La reprise de la ville du sud du pays est une victoire éclatante pour les Ukrainiens. Mais l’artillerie ennemie est juste derrière l’infranchissable Dniepr…
Début novembre, Sergueï Kaouchane avait fini par se décider : il tenterait de retourner à Kyselivka, village du sud de l’Ukraine fondé par des immigrés polonais il y a deux siècles, où il avait bâti ces dernières années un business agricole florissant. Revenir pour quelques heures tout au plus, constater les dégâts, récupérer quelques documents administratifs oubliés dans le chaos de la fuite au mois de mars, couper l’eau avant les premières gelées. Voir de ses yeux. Il faudrait ensuite repartir vite : si le dernier soldat russe a quitté Kyselivka au début de l’été, la ligne de front gratte depuis les limites d’un village transformé en invivable champ de bataille. (...)

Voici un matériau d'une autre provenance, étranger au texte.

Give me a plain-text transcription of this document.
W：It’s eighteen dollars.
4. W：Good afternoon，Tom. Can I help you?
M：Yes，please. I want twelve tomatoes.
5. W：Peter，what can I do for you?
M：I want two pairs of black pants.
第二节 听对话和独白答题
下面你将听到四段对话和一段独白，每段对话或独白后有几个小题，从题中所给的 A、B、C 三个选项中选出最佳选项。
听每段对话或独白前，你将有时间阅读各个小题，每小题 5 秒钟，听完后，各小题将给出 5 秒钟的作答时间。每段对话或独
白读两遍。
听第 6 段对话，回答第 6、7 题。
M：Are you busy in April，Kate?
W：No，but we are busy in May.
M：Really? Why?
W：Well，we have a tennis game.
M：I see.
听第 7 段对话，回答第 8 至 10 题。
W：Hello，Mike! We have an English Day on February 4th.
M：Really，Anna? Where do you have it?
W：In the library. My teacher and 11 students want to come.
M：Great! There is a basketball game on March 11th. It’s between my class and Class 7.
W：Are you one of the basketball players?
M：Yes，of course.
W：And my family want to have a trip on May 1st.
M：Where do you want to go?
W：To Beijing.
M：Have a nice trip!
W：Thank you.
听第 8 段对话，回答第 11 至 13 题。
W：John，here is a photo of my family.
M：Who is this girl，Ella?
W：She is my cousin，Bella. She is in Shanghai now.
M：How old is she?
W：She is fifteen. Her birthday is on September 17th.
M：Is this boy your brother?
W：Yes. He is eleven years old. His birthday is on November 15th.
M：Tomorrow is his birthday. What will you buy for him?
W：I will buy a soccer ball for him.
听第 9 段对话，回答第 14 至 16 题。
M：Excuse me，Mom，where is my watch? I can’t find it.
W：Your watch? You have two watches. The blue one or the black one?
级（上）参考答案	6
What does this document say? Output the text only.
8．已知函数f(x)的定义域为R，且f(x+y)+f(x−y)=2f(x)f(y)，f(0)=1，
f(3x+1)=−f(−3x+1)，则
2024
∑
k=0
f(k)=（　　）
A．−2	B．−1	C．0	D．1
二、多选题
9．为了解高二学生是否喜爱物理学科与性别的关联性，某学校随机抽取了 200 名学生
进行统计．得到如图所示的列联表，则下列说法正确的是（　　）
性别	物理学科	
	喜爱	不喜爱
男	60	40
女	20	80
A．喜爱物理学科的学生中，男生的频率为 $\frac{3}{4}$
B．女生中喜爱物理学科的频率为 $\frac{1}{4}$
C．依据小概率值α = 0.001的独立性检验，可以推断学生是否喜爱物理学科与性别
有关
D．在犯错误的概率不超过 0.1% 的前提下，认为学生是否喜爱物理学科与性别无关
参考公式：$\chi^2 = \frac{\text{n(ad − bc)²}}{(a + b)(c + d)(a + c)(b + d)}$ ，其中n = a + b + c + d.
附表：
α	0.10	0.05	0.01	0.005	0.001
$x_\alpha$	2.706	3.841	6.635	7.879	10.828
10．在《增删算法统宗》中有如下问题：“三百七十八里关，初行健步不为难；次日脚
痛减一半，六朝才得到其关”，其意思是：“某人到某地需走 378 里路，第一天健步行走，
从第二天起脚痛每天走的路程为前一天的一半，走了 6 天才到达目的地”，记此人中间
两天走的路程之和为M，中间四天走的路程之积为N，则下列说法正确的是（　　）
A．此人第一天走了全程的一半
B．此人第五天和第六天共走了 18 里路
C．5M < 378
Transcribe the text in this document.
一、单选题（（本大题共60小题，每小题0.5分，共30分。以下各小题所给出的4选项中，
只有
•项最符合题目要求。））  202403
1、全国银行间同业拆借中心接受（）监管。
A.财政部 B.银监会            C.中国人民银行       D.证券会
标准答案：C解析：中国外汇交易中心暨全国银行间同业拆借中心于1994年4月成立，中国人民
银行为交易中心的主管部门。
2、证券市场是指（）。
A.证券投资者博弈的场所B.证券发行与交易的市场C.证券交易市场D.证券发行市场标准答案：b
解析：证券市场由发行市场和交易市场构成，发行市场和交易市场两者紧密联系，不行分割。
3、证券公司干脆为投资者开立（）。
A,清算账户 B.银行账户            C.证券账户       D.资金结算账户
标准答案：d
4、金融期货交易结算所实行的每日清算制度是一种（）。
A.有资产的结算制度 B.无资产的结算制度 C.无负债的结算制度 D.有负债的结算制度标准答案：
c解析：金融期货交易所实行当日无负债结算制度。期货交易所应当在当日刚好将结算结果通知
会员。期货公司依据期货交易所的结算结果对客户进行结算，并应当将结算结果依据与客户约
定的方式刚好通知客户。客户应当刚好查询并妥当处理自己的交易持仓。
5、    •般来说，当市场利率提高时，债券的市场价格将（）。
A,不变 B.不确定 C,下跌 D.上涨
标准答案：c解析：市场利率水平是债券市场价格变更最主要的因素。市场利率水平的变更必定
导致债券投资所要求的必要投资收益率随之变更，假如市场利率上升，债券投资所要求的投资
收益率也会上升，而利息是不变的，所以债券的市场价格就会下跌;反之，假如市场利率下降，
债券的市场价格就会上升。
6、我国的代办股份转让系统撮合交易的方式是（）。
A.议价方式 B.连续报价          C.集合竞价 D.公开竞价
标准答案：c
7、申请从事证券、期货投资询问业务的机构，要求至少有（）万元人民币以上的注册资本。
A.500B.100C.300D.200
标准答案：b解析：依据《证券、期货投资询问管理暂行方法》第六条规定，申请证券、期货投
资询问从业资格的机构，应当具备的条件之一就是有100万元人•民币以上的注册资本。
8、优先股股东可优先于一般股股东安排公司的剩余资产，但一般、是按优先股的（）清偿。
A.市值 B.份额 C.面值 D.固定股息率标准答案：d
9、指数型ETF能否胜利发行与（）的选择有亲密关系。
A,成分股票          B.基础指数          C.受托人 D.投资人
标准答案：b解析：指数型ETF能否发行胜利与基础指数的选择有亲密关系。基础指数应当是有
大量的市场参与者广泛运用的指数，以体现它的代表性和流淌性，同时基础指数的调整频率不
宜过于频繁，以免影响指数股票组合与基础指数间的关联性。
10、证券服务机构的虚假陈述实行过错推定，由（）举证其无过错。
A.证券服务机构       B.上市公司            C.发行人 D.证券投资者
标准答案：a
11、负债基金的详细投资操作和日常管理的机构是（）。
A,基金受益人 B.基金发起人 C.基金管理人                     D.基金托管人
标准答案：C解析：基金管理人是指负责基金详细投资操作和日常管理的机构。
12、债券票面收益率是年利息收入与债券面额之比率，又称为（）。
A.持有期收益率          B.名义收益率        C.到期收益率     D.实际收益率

L’ami, lui aussi originaire du village, explique : « On veut essayer d’aller à Kyselivka. » Le soldat jette un vague coup d’œil au passeport que lui tend l’homme – le nom du village qui y est inscrit servant de preuve de bonne foi – et le rend avec un petit rire. « Essayer ? Mais allez-y ! Nos gars sont déjà presque à Kherson », 25 kilomètres plus loin.
Pour la première fois depuis six mois, Sergueï franchit le portail de sa maison, debout mais percée dans sa façade d’un trou béant, et fond en larmes (...)
Alors, pour la première fois depuis près de six mois, depuis qu’il a fui avec sa famille l’occupation du village par l’armée russe, Sergueï Kaouchane fait ce dernier virage, dépasse le terrain de foot et son herbe verte tachée de quelques trous noirs, révélant la terre riche du sud de l’Ukraine, et rentre dans Kyselivka. Les rues sont criblées de cratères et souillées de débris, la route principale barrée de carcasses de véhicules blindés – certains russes, d’autres ukrainiens –, les bâtiments et les maisons de bois endommagées au mieux, rasées au pire. La majorité des quelque 1 000 habitants ont fui il y a déjà plusieurs mois. Les soldats ukrainiens aussi sont partis, courant après une ligne de front qui vient de bondir une cinquantaine de kilomètres plus au sud. (...)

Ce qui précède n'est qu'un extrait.